Le plan interministériel de lutte contre le mal-être agricole, coordonné par Olivier Damaisin, poursuit lui aussi ses actions de terrain. En 2026, l'accent sera mis sur le renforcement du réseau des « sentinelles agricoles » et sur une meilleure connaissance statistique de la détresse psychologique des agriculteurs pour agir de façon plus ciblée.

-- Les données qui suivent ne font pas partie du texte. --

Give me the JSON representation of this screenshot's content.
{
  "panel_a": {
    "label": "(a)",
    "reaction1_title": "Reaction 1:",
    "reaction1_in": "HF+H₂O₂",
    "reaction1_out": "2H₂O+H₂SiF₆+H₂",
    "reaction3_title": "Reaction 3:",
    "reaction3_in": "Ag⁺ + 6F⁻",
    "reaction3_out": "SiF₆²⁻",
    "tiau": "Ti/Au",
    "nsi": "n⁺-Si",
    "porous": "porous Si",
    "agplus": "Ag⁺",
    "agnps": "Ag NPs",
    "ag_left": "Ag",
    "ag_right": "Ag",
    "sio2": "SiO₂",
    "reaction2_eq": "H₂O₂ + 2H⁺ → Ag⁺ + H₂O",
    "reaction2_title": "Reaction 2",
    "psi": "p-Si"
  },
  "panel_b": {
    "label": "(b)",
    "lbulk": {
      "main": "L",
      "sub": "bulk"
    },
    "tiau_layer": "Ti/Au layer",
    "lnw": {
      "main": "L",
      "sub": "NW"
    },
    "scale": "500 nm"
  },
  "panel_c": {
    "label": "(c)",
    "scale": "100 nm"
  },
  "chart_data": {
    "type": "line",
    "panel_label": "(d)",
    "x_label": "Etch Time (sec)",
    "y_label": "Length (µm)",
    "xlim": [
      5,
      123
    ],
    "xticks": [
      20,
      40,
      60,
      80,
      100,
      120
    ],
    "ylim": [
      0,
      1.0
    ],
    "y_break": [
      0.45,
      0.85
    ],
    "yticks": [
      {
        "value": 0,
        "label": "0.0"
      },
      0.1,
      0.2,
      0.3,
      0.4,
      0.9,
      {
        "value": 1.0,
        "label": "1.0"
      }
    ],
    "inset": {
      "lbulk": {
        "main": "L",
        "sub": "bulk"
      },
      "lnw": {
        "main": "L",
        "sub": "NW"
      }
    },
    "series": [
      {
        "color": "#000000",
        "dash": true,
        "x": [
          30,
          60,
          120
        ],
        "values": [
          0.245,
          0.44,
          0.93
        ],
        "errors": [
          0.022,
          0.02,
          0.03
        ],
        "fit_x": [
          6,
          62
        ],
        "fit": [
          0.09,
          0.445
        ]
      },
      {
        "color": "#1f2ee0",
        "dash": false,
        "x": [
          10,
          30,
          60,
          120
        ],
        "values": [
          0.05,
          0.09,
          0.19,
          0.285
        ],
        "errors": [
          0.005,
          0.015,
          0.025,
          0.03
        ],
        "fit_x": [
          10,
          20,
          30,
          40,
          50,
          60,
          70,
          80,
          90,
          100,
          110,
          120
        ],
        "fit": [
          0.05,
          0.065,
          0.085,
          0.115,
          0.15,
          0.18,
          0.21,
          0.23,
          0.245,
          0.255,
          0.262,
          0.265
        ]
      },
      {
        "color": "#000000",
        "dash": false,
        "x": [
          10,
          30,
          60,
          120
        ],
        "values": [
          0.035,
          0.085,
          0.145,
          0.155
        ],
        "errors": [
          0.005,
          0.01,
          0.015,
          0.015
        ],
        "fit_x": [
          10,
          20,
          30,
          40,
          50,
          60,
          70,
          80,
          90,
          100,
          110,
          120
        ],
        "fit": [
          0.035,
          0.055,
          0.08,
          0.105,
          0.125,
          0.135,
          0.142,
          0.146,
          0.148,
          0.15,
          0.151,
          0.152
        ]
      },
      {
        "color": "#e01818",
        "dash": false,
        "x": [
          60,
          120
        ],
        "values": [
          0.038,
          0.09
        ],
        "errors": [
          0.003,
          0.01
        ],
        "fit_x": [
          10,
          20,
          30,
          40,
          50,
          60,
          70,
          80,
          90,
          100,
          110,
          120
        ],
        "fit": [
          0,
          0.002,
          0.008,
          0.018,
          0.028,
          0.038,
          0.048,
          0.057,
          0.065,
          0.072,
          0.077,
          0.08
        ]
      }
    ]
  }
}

Une nouvelle gouvernance pour pérenniser l'action

Pour s'assurer que ces ambitions ne restent pas de simples déclarations d'intention, une Délégation à la santé mentale et à la psychiatrie est officiellement créée auprès de la Direction générale de la santé (DGS). Cette instance aura la lourde tâche de coordonner les différents ministères et de piloter un plan d'action pluriannuel.

L'ambition globale est résumée par Stéphanie Rist, ministre de la Santé : « Agir plus tôt, orienter plus vite, accompagner davantage et faire progresser les droits des patients ».

Le rendez-vous est pris pour juger des premiers impacts sur le terrain.